International Trade Minister Chrystia Freeland said the government’s decision to sign onto the pact next week doesn’t necessarily mean Canada is committed to it.
Technically, that’s true. In Canada, a government decision to sign an international treaty amounts to little more than agreement in principle.
The country won’t be legally committed to the TPP until cabinet has ratified the agreement, a decision it can make only after Parliament passes any laws needed to put the deal into practice.
That could take months.
But Freeland’s announcement Monday, that Canada will take part in a TPP signing ceremony Feb. 4 in New Zealand, does say something about the government’s intent.
That the Liberals are amenable to the 12-nation pact should come as no surprise.
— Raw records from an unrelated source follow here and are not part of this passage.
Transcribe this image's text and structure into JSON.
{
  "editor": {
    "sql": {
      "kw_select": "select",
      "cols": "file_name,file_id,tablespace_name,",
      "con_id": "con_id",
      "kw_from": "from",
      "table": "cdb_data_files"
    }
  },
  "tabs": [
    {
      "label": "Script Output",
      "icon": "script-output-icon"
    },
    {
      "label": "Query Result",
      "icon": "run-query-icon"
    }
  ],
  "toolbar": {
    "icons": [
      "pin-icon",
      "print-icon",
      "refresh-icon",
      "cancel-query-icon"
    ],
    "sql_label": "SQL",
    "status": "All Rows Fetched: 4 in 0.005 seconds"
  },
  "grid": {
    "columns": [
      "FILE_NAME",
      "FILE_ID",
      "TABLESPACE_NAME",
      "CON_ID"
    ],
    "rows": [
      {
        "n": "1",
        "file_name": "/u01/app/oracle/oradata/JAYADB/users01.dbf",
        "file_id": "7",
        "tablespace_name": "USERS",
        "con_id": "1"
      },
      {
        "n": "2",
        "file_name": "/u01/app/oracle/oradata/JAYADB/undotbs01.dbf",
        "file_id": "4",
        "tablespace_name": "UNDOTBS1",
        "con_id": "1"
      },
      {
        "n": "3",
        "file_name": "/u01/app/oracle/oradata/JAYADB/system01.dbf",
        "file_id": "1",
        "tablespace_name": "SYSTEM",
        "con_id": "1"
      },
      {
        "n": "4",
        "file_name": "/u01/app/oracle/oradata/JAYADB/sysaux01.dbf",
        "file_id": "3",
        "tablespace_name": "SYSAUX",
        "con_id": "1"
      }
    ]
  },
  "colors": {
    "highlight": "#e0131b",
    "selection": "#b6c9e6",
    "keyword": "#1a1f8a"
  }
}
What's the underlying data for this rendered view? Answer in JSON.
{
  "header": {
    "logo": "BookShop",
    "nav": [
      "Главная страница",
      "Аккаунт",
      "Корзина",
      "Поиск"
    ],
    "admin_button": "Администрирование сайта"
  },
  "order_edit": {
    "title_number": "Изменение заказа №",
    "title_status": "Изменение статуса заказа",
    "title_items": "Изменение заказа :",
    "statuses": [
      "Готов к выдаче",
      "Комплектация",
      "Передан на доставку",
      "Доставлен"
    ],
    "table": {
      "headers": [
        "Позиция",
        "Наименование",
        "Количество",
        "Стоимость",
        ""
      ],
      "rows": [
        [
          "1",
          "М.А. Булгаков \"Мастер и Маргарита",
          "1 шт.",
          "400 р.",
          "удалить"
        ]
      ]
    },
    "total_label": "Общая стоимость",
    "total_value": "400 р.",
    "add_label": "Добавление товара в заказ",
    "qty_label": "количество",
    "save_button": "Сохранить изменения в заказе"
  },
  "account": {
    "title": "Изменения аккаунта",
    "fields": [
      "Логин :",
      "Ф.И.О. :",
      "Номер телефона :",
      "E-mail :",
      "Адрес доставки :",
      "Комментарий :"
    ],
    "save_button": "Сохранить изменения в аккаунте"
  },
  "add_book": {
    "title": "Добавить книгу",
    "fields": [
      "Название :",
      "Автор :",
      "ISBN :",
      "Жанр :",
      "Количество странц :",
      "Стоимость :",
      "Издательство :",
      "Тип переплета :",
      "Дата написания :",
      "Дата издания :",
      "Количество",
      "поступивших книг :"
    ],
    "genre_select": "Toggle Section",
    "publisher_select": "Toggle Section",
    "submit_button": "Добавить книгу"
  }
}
Trudeau has made it clear that he favours such deals. In fact, his position on them is near identical to that of former Conservative prime minister Stephen Harper.
In 2013, when Harper announced another trade and investment pact, this one with the European Union, Trudeau congratulated him and promised that his Liberals would support the deal in principle.
Trudeau was not quite as blasé about the Trans-Pacific pact. During last year’s election campaign, with the deal under attack from Quebec dairy farmers and Ontario auto workers, the Liberal leader accused Harper of being overly secretive about the TPP negotiations.
But Trudeau was careful not to oppose the pact itself, promising only that, as prime minister, he would hold a full debate in Parliament before making a final decision.
Certainly, there are reasons to criticize the pact. Like the North American Free Trade Agreement, it gives foreign companies the right to challenge Canadian laws and regulations that interfere with profit-making.
U.S firms used similar provisions under NAFTA to roll back Canadian environmental and public ownership laws.
Auto workers are furious about a provision in the deal that would allow the big car companies to bring in 65 per cent of their parts from cheap-labour countries such as Thailand that are outside the TPP bloc.
The big U.S.-owned auto manufacturers themselves are split on the merits of the deal, with Ford vocally opposed.
Ford has indicated, however, that it might be mollified if Ottawa gives it and other auto giants bigger handouts.
University of Ottawa law professor (and Toronto Star columnist) Michael Geist has been an unsparing critic of the deal, attacking the TPP on issues ranging from privacy to e-commerce.
Iconic tech entrepreneur Jim Balsillie has been even harsher, saying that the TPP promises to be “the worst thing in policy that Canada’s ever done.”
The deal’s intellectual property rules, he says, are biased toward the U.S. and will disadvantage Canadian innovators.
Given Trudeau’s emphasis on encouraging high-tech innovation, the government might find Balsillie’s complaint particularly worrying.
But the TPP has put the Liberals in a bind. Participating countries include Canada’s NAFTA partners, Mexico and the U.S. If these two ratify the new deal, they will be effectively changing the way NAFTA works — regardless of what Canada does.
Auto companies in particular would have an incentive to locate in whatever jurisdiction can best serve TPP members (including Japan and Australia) as well as North America.
If Canada stays out of the Trans-Pacific deal, it risks losing these potential jobs.
In effect, the TPP presents Ottawa with a Hobson’s choice. If Canada wants to remain in the world of trade and investment deals, it will find it near impossible to stay out of whatever new pact comes along — even if the terms of that pact are demonstrably worse than the status quo.
Theoretically, the Trudeau government can avoid this trap by rejecting the trade-deal model altogether and setting out an entirely new economic strategy.
But I don’t see any evidence of that happening.